I walked outside my building last night to find the Artist leaning awkwardly against his car in an unflattering sweater and I thought…no. Who can explain these things? It was just a big fat no from the first moment. After he did the gallant car-door-opening on my behalf, I sat in the passenger seat having a small panic attack that this was just all wrong. I gave myself a fast pep talk as he walked around to the other side: “Just let him be who he is and keep track of how you’re feeling. Breathe.” Small relief. Good conversation up to Golden Gate Park but too many peppered references to our already locked-down future together: Please always give me the benefit of the doubt. Our dates should always have a theme. It will be so nice to have someone to do things with.
We parked in the gloomy fog and strolled in to the Academy of Science. Once inside, looking in the aquariums, I longed for the simple life of a fish. It felt like such a big farce. This was just not at all the guy of my imagination. He gave me the strong impression he had not dated in a million years, or maybe ever. Just a rejection story from Burning Man and a conspiracy theory about a former boss… a theme was emerging of being wronged, misunderstood, victimized, the perennial single guy. After seeing the roof and the penguins, I announced, “Let’s get a drink.”
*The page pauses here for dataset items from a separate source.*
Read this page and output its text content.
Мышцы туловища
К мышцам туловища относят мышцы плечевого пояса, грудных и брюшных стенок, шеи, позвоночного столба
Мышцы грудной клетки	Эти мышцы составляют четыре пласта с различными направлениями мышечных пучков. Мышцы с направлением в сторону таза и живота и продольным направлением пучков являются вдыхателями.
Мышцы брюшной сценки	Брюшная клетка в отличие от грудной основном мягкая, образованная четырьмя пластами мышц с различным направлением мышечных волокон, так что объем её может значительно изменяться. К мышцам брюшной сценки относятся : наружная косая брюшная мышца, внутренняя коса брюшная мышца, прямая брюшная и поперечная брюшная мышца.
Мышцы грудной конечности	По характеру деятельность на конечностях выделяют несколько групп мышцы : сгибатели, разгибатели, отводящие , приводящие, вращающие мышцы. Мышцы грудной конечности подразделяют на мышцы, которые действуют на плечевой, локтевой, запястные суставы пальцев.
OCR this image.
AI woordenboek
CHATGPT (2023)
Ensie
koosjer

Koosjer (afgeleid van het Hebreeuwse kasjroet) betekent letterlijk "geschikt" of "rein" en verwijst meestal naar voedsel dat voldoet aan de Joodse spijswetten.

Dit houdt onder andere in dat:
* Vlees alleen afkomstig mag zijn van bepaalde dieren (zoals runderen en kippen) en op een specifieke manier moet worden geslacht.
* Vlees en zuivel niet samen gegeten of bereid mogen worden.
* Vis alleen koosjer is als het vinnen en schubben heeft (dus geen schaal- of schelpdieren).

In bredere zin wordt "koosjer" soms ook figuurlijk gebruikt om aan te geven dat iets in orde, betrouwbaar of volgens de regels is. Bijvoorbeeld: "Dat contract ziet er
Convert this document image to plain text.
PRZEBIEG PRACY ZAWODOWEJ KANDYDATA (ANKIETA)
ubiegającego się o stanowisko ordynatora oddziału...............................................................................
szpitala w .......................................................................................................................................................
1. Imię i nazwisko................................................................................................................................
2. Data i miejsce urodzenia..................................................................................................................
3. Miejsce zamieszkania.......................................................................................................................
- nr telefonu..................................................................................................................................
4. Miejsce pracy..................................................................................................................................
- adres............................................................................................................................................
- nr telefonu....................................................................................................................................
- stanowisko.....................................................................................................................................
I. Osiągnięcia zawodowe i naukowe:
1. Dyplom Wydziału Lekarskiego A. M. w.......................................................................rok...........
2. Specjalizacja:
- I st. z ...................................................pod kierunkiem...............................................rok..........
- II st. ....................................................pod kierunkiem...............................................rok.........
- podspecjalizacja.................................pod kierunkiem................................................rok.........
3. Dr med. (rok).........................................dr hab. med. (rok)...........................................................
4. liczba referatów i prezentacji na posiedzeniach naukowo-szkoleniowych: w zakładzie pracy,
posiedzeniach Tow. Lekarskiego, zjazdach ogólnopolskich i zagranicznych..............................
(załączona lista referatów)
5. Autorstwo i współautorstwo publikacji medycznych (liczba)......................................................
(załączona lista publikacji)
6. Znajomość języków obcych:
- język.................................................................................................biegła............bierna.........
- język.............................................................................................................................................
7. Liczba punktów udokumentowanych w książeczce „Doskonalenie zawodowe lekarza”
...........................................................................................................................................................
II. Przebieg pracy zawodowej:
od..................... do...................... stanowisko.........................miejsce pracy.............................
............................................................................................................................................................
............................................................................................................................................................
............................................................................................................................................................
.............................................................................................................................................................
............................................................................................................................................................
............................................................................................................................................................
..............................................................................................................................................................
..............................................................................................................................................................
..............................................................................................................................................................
Over at the Alembic, I ordered an Old Fashioned, which can be trusted to take the edge off anything. He asked me what I’m looking for in a relationship. I told him, honestly, that I want to have a family. And, I kid you not, with a quick disclaimer that “I know it’s early,” he told me he would be an awesome dad. He asked if I was open to adoption because he’d been reading up on problems caused by “older dads” (he’s 38). He has always wanted kids and has even considered adopting them on his own. I was thinking, “This is totally nuts.”
I mean–how crazy that here’s a guy just begging for the whole enchilada and I’m on pins and needles hoping he doesn’t touch me. I ordered a second drink.
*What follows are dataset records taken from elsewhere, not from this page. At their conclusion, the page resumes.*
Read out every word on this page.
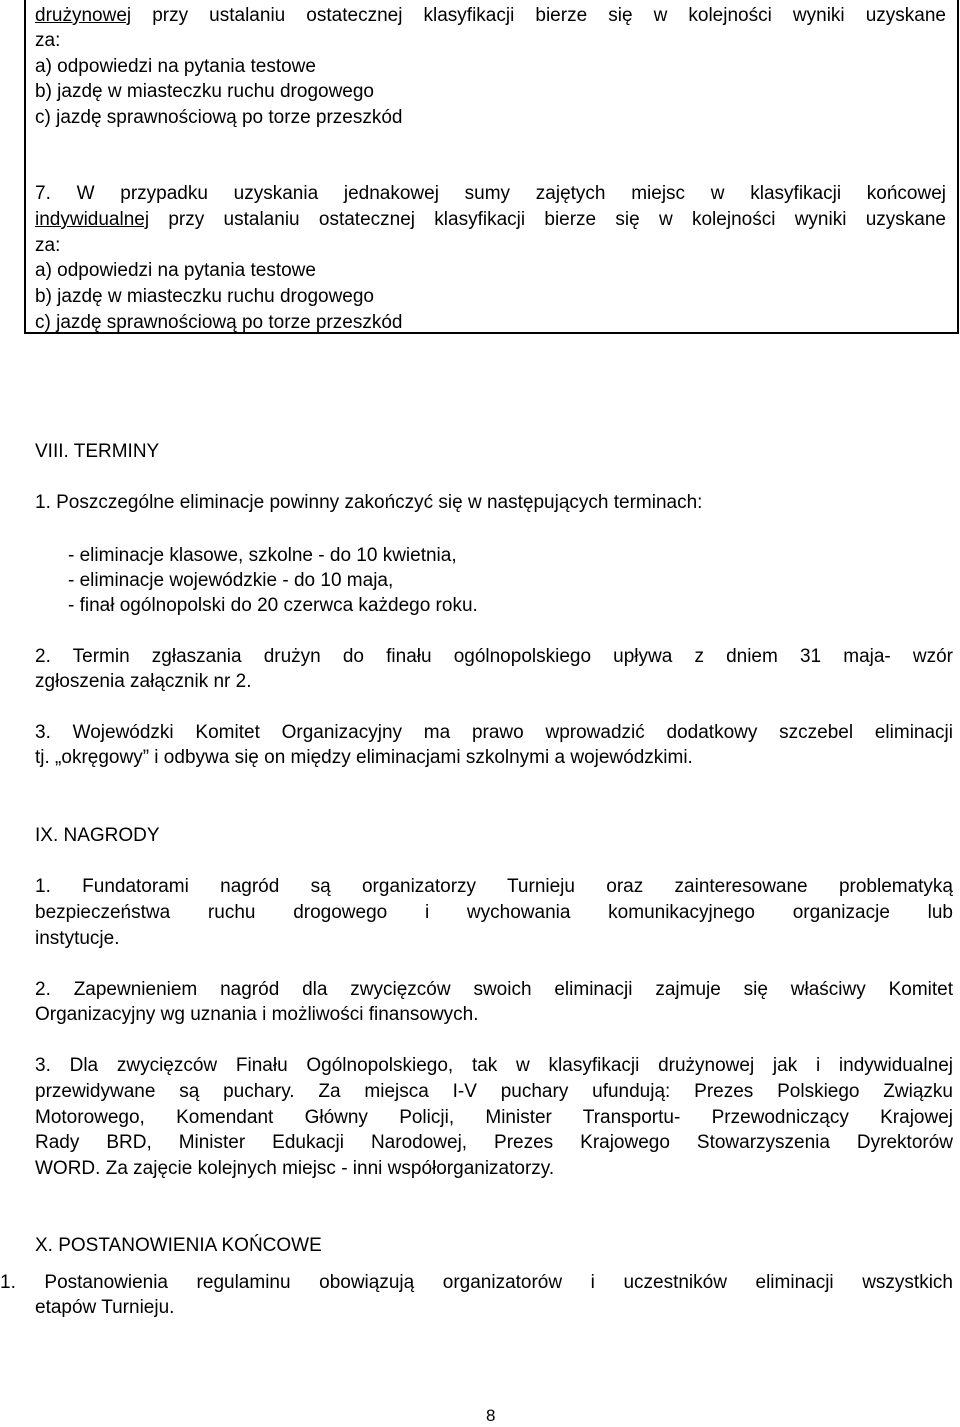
drużynowej przy ustalaniu ostatecznej klasyfikacji bierze się w kolejności wyniki uzyskane
za:
a) odpowiedzi na pytania testowe
b) jazdę w miasteczku ruchu drogowego
c) jazdę sprawnościową po torze przeszkód
7. W przypadku uzyskania jednakowej sumy zajętych miejsc w klasyfikacji końcowej
indywidualnej przy ustalaniu ostatecznej klasyfikacji bierze się w kolejności wyniki uzyskane
za:
a) odpowiedzi na pytania testowe
b) jazdę w miasteczku ruchu drogowego
c) jazdę sprawnościową po torze przeszkód
VIII. TERMINY
1. Poszczególne eliminacje powinny zakończyć się w następujących terminach:
- eliminacje klasowe, szkolne - do 10 kwietnia,
- eliminacje wojewódzkie - do 10 maja,
- finał ogólnopolski do 20 czerwca każdego roku.
2. Termin zgłaszania drużyn do finału ogólnopolskiego upływa z dniem 31 maja- wzór
zgłoszenia załącznik nr 2.
3. Wojewódzki Komitet Organizacyjny ma prawo wprowadzić dodatkowy szczebel eliminacji
tj. „okręgowy” i odbywa się on między eliminacjami szkolnymi a wojewódzkimi.
IX. NAGRODY
1. Fundatorami nagród są organizatorzy Turnieju oraz zainteresowane problematyką
bezpieczeństwa ruchu drogowego i wychowania komunikacyjnego organizacje lub
instytucje.
2. Zapewnieniem nagród dla zwycięzców swoich eliminacji zajmuje się właściwy Komitet
Organizacyjny wg uznania i możliwości finansowych.
3. Dla zwycięzców Finału Ogólnopolskiego, tak w klasyfikacji drużynowej jak i indywidualnej
przewidywane są puchary. Za miejsca I-V puchary ufundują: Prezes Polskiego Związku
Motorowego, Komendant Główny Policji, Minister Transportu- Przewodniczący Krajowej
Rady BRD, Minister Edukacji Narodowej, Prezes Krajowego Stowarzyszenia Dyrektorów
WORD. Za zajęcie kolejnych miejsc - inni współorganizatorzy.
X. POSTANOWIENIA KOŃCOWE
1. Postanowienia regulaminu obowiązują organizatorów i uczestników eliminacji wszystkich
etapów Turnieju.
8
In the car, I thought I’d let him kiss me good night since it would be one last potentially important piece of information. The information was not good. The information confirmed my decision to let him down easy the next day.
Amazingly, when I walked back into my building, I felt relieved, happy, free, loving my single life. Feeling like I have a backup plan. I’m trying to have a baby without trying to make it work with some guy. I was light as a feather having had the perspective, yet again, of trying and trying to make something wrong feel right which is a huge exhausting burden. I won’t do it.
I sent the following email today:
I’m so sorry but my heart is telling me we’re not a match. You have so many great qualities and talents, and I’ve truly enjoyed getting to know you over the past week. I’m unfortunately just missing that intangible spark.I wish you the best of luck in your search and in all things.
3 thoughts on “no”
This is my favorite blog so far. The opening line is killer wicked perfect. I know that feeling. So much life is that feeling. You look, you see, you know, the answer is simply unequivocally, NO. There are also these moments of no doubt, complete certainty, no needing to call anyone for reassurance, YES. I love it.
I walked outside my building last night to find the Artist leaning awkwardly against his car in an unflattering sweater and I thought…no.
I love you, KT.
haha, I love your blog. The best part. “I longed for the simple life of a fish.” Lovely, and poignant.